Генри Лайон Олди - Рубеж. Пентакль
Я вновь искоса глянул на пана Станислава – и вдруг понял. Цепь! Да, такая, как на старом портрете – за исключением камня. Тот худощавый пан в испанском камзоле носил цепь с белым камнем, а на пане Станиславе…
Красный! Как хорошее вино, как запекшаяся кровь!
Как приятно вновь различать цвета!
Красный?
Оно бы и не удивительно: мало ли что художнику в голову взбредет? Да только знаю я этих панов зацных и моцных! Чтобы на портрете фамильную прикрасу перепутать? Быть того не может!
Или камень в цепи заменили?
Дверь неслышно отворилась, и в банкетную деревянным шагом вошел пан Пшеключицкий. Вошел, так же деревянно поклонился, ни на кого не глядя, и шагнул к высокому креслу, в котором восседал пан Станислав.
Я облегченно вздохнул. Ну конечно! Его и ждали!

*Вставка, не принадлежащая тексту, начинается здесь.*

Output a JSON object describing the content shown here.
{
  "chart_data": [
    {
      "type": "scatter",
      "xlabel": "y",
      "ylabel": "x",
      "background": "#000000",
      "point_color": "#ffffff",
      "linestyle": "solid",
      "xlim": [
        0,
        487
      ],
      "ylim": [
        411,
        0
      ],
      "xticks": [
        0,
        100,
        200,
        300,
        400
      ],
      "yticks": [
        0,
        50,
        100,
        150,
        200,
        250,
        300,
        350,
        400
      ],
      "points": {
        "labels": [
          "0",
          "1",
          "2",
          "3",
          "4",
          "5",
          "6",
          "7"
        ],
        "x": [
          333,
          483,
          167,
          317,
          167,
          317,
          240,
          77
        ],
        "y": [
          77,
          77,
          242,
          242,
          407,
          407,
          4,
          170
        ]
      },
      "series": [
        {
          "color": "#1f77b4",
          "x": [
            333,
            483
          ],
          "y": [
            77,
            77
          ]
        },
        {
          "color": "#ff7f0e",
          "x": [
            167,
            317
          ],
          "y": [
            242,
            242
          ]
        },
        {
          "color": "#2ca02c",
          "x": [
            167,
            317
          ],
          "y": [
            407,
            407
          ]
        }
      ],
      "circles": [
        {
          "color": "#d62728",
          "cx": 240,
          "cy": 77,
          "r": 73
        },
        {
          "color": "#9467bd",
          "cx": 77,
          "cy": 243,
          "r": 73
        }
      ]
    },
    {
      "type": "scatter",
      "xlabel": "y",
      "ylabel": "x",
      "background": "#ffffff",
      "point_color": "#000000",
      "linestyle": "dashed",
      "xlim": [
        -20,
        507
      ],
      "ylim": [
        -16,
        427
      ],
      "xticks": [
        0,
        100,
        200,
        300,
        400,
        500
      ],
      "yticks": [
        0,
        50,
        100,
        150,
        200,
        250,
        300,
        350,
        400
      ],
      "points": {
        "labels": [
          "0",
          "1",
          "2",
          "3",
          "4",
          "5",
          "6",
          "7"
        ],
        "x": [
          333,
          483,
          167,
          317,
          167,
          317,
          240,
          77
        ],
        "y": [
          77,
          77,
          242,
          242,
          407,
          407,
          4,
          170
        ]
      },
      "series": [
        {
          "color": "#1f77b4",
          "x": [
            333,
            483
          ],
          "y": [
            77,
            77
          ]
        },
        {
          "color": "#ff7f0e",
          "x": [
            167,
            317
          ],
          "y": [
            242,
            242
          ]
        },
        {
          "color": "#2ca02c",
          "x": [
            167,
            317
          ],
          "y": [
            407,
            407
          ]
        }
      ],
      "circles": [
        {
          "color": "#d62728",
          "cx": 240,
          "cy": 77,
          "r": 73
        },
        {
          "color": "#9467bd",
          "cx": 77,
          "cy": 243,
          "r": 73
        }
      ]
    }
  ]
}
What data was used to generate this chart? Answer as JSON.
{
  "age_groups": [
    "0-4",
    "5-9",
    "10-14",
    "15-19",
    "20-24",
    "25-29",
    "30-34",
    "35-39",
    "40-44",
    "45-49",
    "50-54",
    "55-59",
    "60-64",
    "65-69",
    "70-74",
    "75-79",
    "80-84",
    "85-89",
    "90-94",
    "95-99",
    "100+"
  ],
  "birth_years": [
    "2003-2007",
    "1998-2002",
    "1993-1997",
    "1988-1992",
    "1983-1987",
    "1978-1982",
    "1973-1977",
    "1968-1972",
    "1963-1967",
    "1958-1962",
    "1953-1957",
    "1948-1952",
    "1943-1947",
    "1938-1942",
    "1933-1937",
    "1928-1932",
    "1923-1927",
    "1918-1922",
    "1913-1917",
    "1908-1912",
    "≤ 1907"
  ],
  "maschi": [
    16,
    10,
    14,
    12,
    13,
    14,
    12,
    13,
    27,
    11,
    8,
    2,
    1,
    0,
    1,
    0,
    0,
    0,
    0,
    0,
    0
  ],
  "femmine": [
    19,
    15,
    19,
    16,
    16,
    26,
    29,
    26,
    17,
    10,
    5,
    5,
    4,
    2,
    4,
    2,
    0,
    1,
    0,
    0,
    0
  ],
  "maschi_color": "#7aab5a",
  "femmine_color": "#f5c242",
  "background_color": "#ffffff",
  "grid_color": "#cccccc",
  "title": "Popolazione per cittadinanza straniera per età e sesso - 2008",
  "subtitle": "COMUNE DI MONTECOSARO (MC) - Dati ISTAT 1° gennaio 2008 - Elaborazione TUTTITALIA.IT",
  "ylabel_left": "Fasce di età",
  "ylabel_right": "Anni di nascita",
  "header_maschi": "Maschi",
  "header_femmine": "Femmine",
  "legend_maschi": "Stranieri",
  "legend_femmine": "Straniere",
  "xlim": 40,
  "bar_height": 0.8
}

Пан Пшеключицкий вновь поклонился (даже не поклонился – головой дернул) и стал там, где положено, – за спинкой кресла. Он так часами стоять обучен – даже не моргнет.
Все, можно и за вилку браться!
Такое я еще за Днепром видел. Настоящий пан хорошего рода и хлеба не куснет, если за креслом его не будет другой пан стоять. И не кто попало, а чтоб урожденный шляхтич, да с гербом, да при шпаге. Говорят, иные по горсти золота в день за такое платят.
Вот оттого и пана Пшеключицкого ждали!
Странный он, пан Пшеключицкий. Ни с кем слова не скажет, вина не выпьет, не поругается даже. Первые полгода я его фамилию запоминал, потом целый год присматривался – понять не мог, а когда понял…
…Когда понял – зауважал пана Станислава еще больше. Не то чтобы было в пане Пшеключицком что-то особенное (видел я, как за креслом одного кнежа аж трое стояли), но все же неплохо! Умелец он, пан Станислав!
Слуги неслышно скользили, подавая блюда и подливая вино, пан Станислав улыбался, негромко беседуя с пани Сале, та улыбалась в ответ, пан Рио явно увлекся рыбой, пан к'Рамоль брови хмурил (с чего бы это?), а мне внезапно дико захотелось спать. Нельзя! Завтрак – только начало, потом будет главное. Раз пан Станислав меня к завтраку пригласил, значит, разговор будет.
И не простой разговор!
* * *– Так, значит, все в порядке?
– Да, пан Станислав! Троих хлопцев потеряли, да пятеро ранены…
– Не беда. Народу много, бабы новых нарожают!
Он вновь сидел под старинным портретом, только теперь в руках у пана Станислава была огромная глиняная люлька. Сизый дым неторопливо поднимался вверх, тучей собираясь под лепным потолком.
– Новые гости – в замке? Те, что из Хитцов доставлены?!
– Так…
Пан Станислав кивнул, глаза удовлетворенно сверкнули.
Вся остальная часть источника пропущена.